Hi @Xiaobo Dong,
I do agree with @Walter Roberson’s comments,”fplot does not assume continuity. “ Let me address your query, A breakpoint in a function is a point where the function is not continuous. For example, the tangent function, tan(x), has vertical asymptotes at odd multiples of π/2. When fplot encounters these points, it must decide how to represent the function on either side of the discontinuity. So, when you run the command:
syms x fplot(tan(x), 'ShowPoles', 'off')
you may observe that the plot connects points on either side of certain breakpoints. This occurs because fplot evaluates the function at various points and, if the values are close enough, it will draw a line segment between them. The algorithm attempts to create a smooth curve, but it can sometimes connect points across a discontinuity if the evaluation points are not sufficiently spaced apart. Conversely, if the evaluation points around a discontinuity are spaced such that the function values diverge significantly (for instance, approaching infinity), fplot will not connect these points. This behavior is designed to prevent misleading representations of the function. To control whether the segments are connected or not, you can adjust the MeshDensity property of the fplot function. By increasing the mesh density, you can ensure that fplot evaluates the function at more points, which can help it better identify discontinuities and avoid connecting points across them.
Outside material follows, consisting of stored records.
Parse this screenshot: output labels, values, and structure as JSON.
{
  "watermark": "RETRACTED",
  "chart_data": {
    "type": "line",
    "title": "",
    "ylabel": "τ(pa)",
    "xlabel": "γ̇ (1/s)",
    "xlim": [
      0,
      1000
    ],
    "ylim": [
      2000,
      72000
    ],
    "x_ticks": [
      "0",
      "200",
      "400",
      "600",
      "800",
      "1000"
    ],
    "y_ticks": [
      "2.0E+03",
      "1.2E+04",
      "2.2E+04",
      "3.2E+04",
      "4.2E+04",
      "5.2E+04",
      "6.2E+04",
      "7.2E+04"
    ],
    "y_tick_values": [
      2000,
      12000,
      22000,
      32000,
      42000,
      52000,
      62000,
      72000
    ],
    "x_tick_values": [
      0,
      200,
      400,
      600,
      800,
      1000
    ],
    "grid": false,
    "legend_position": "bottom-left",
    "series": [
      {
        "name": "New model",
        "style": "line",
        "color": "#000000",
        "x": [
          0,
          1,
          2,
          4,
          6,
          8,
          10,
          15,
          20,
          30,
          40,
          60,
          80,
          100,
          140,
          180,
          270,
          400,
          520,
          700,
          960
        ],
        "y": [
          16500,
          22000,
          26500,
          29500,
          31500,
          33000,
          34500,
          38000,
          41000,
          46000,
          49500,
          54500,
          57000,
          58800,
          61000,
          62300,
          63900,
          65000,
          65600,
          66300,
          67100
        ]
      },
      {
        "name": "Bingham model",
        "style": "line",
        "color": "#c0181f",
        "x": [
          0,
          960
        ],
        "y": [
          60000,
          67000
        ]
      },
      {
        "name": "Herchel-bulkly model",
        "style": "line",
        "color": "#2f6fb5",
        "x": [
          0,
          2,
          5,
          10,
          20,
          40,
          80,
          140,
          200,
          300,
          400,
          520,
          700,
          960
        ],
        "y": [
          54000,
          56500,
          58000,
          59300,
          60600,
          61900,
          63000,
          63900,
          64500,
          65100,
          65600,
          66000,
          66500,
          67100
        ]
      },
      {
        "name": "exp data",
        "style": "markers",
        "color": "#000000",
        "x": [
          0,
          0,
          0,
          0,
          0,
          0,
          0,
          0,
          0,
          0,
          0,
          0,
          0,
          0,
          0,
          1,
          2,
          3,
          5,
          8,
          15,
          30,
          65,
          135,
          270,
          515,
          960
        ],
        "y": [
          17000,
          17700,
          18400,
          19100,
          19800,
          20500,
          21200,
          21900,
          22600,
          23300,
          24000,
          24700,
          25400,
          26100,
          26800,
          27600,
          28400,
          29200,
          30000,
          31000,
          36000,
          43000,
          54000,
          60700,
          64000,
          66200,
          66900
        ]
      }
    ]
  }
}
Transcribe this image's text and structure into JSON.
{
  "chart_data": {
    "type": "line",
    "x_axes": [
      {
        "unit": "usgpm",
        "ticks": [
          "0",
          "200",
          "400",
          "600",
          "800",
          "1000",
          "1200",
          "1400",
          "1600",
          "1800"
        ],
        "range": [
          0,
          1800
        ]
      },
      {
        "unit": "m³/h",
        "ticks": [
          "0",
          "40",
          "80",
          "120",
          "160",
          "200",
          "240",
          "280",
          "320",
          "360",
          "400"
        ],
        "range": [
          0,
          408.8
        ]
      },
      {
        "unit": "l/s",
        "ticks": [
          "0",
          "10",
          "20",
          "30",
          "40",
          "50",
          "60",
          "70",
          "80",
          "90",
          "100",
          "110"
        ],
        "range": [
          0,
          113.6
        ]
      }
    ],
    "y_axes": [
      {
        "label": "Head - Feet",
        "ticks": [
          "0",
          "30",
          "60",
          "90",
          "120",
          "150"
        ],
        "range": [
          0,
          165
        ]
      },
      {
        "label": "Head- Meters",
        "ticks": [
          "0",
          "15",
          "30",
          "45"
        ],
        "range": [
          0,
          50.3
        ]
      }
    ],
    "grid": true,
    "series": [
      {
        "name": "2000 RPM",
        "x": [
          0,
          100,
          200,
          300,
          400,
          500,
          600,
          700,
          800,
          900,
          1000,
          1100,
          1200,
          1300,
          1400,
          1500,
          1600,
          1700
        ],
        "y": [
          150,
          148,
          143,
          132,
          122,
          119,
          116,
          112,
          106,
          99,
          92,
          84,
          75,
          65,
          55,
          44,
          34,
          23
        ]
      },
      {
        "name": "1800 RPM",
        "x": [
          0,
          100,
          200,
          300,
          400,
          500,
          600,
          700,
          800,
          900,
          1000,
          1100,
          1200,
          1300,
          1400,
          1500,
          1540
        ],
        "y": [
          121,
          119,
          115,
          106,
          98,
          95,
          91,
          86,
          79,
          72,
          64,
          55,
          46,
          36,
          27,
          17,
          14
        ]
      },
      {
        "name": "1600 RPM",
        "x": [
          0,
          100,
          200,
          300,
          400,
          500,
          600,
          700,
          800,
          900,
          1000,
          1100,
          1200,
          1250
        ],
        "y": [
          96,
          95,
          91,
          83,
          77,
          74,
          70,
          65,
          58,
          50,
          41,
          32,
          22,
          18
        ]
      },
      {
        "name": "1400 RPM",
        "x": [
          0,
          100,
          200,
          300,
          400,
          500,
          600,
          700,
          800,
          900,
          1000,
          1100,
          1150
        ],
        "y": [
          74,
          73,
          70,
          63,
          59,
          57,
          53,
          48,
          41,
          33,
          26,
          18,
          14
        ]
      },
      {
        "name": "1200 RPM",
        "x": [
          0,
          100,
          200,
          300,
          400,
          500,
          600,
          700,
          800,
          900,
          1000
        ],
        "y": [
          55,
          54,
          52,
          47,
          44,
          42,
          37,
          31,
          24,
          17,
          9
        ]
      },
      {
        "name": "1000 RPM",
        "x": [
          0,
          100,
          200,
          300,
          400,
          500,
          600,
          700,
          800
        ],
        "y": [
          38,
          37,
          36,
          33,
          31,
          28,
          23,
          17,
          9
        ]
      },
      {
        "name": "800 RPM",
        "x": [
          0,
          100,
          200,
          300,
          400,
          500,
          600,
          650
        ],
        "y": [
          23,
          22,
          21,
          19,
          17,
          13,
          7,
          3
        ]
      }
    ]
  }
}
Here is an updated version of your code that increases the mesh density to better handle the discontinuities in the tangent function:
syms x
% Increase the mesh density to improve the handling of discontinuities
fplot(tan(x), 'ShowPoles', 'off', 'MeshDensity', 100)
title('Plot of tan(x) with Increased Mesh Density')
xlabel('x')
ylabel('tan(x)')
grid on
Please see attached.
For more information on MeshDensity, please refer to
Hope this helps.
Please let me know if you have any further questions.